Financial institutions under SOC 2 and PCI-DSS require evidence of least-privilege access and network segmentation. Per-agent API keys with explicit scope provide least-privilege by default. Cloudflare tunnel isolation provides network segmentation without complex firewall topologies. The evidence is the configuration: here are the keys, here is their scope, here is the tunnel, here is the access log.

Law firms handling matters protected by attorney-client privilege cannot risk cross-contamination between client files.

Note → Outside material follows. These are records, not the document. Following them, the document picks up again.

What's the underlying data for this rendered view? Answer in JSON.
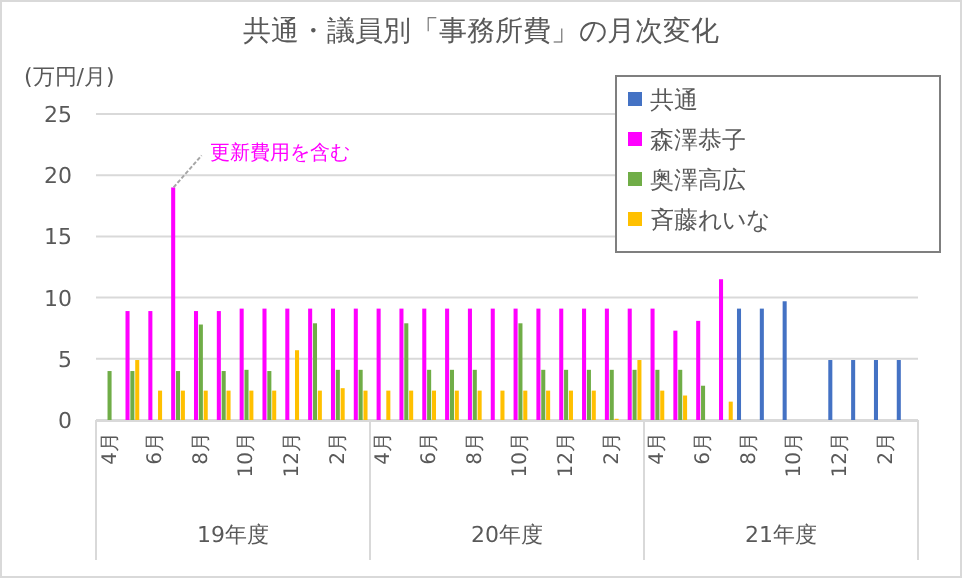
{
  "chart_data": {
    "type": "bar",
    "title": "共通・議員別「事務所費」の月次変化",
    "ylabel": "(万円/月)",
    "categories": [
      "4月",
      null,
      "6月",
      null,
      "8月",
      null,
      "10月",
      null,
      "12月",
      null,
      "2月",
      null,
      "4月",
      null,
      "6月",
      null,
      "8月",
      null,
      "10月",
      null,
      "12月",
      null,
      "2月",
      null,
      "4月",
      null,
      "6月",
      null,
      "8月",
      null,
      "10月",
      null,
      "12月",
      null,
      "2月",
      null
    ],
    "series": [
      {
        "name": "共通",
        "color": "#4472c4",
        "values": [
          null,
          null,
          null,
          null,
          null,
          null,
          null,
          null,
          null,
          null,
          null,
          null,
          null,
          null,
          null,
          null,
          null,
          null,
          null,
          null,
          null,
          null,
          null,
          null,
          null,
          null,
          null,
          null,
          9.1,
          9.1,
          9.7,
          null,
          4.9,
          4.9,
          4.9,
          4.9
        ]
      },
      {
        "name": "森澤恭子",
        "color": "#ff00ff",
        "values": [
          null,
          8.9,
          8.9,
          19,
          8.9,
          8.9,
          9.1,
          9.1,
          9.1,
          9.1,
          9.1,
          9.1,
          9.1,
          9.1,
          9.1,
          9.1,
          9.1,
          9.1,
          9.1,
          9.1,
          9.1,
          9.1,
          9.1,
          9.1,
          9.1,
          7.3,
          8.1,
          11.5,
          null,
          null,
          null,
          null,
          null,
          null,
          null,
          null
        ]
      },
      {
        "name": "奥澤高広",
        "color": "#70ad47",
        "values": [
          4,
          4,
          null,
          4,
          7.8,
          4,
          4.1,
          4,
          null,
          7.9,
          4.1,
          4.1,
          null,
          7.9,
          4.1,
          4.1,
          4.1,
          null,
          7.9,
          4.1,
          4.1,
          4.1,
          4.1,
          4.1,
          4.1,
          4.1,
          2.8,
          null,
          null,
          null,
          null,
          null,
          null,
          null,
          null,
          null
        ]
      },
      {
        "name": "斉藤れいな",
        "color": "#ffc000",
        "values": [
          null,
          4.9,
          2.4,
          2.4,
          2.4,
          2.4,
          2.4,
          2.4,
          5.7,
          2.4,
          2.6,
          2.4,
          2.4,
          2.4,
          2.4,
          2.4,
          2.4,
          2.4,
          2.4,
          2.4,
          2.4,
          2.4,
          0.1,
          4.9,
          2.4,
          2.0,
          null,
          1.5,
          null,
          null,
          null,
          null,
          null,
          null,
          null,
          null
        ]
      }
    ],
    "ylim": [
      0,
      25
    ],
    "yticks": [
      0,
      5,
      10,
      15,
      20,
      25
    ],
    "grid": "y",
    "legend": "top right",
    "annotations": [
      "更新費用を含む",
      "19年度",
      "20年度",
      "21年度"
    ]
  }
}
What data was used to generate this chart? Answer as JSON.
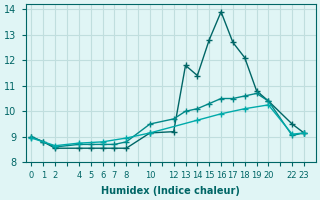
{
  "xlabel": "Humidex (Indice chaleur)",
  "ylabel": "",
  "bg_color": "#e0f5f5",
  "grid_color": "#c0dede",
  "line_color1": "#006666",
  "line_color2": "#008888",
  "line_color3": "#00aaaa",
  "xlim": [
    -0.5,
    24
  ],
  "ylim": [
    8,
    14.2
  ],
  "yticks": [
    8,
    9,
    10,
    11,
    12,
    13,
    14
  ],
  "xtick_positions": [
    0,
    1,
    2,
    3,
    4,
    5,
    6,
    7,
    8,
    9,
    10,
    11,
    12,
    13,
    14,
    15,
    16,
    17,
    18,
    19,
    20,
    21,
    22,
    23
  ],
  "xtick_labels": [
    "0",
    "1",
    "2",
    "",
    "4",
    "5",
    "6",
    "7",
    "8",
    "",
    "10",
    "",
    "12",
    "13",
    "14",
    "15",
    "16",
    "17",
    "18",
    "19",
    "20",
    "",
    "22",
    "23"
  ],
  "line1_x": [
    0,
    1,
    2,
    4,
    5,
    6,
    7,
    8,
    10,
    12,
    13,
    14,
    15,
    16,
    17,
    18,
    19,
    20,
    22,
    23
  ],
  "line1_y": [
    9.0,
    8.8,
    8.55,
    8.55,
    8.55,
    8.55,
    8.55,
    8.55,
    9.15,
    9.2,
    11.8,
    11.4,
    12.8,
    13.9,
    12.7,
    12.1,
    10.8,
    10.4,
    9.5,
    9.15
  ],
  "line2_x": [
    0,
    1,
    2,
    4,
    5,
    6,
    7,
    8,
    10,
    12,
    13,
    14,
    15,
    16,
    17,
    18,
    19,
    20,
    22,
    23
  ],
  "line2_y": [
    9.0,
    8.8,
    8.6,
    8.7,
    8.7,
    8.7,
    8.7,
    8.8,
    9.5,
    9.7,
    10.0,
    10.1,
    10.3,
    10.5,
    10.5,
    10.6,
    10.7,
    10.4,
    9.05,
    9.15
  ],
  "line3_x": [
    0,
    2,
    4,
    6,
    8,
    10,
    14,
    16,
    18,
    20,
    22,
    23
  ],
  "line3_y": [
    8.95,
    8.65,
    8.75,
    8.8,
    8.95,
    9.15,
    9.65,
    9.9,
    10.1,
    10.25,
    9.1,
    9.15
  ]
}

An agent working on the Acme Corp matter mounts ~/Cases/acme-corp. It has no path to ~/Cases/globex-industries. Privilege is maintained through architectural isolation, not through access control lists that an administrator might misconfigure.

Government agencies evaluating AI tools against FedRAMP-adjacent requirements need data sovereignty and access control that can be documented and audited. Local-first architecture with per-agent isolation provides both. The data never leaves the agency's hardware. The access boundaries are visible and countable.

In each of these contexts, the difference is the same. "We have a security policy" does not pass audit. "The attack surface is 2 folders and 3 read-only API keys" does.

Measuring What Matters

The security industry has spent decades building frameworks for risk assessment. Most of them operate on qualitative scales. High, medium, low. Red, yellow, green. These scales are useful for executive summaries. They are inadequate for evaluating the actual exposure of an AI agent with access to your business systems.

HeartBeatAgents replaces qualitative risk with quantitative surface. The blast radius is not "low." It is 2 folders, 3 keys, 1 tunnel. The isolation is not "strong." It is structural: separate mounts, separate credentials, separate memory stores, separate network paths.

Every component of the security posture can be listed, counted, and independently verified. Every component can be independently revoked. The security model does not depend on correct configuration of a complex policy engine. It depends on a simple, visible list of what each agent can access.

The smallest blast radius in AI is not a marketing claim. It is a measurable property of the architecture. Count the folders. Count the keys. Count the tunnels. That is the surface. There is nothing else to count.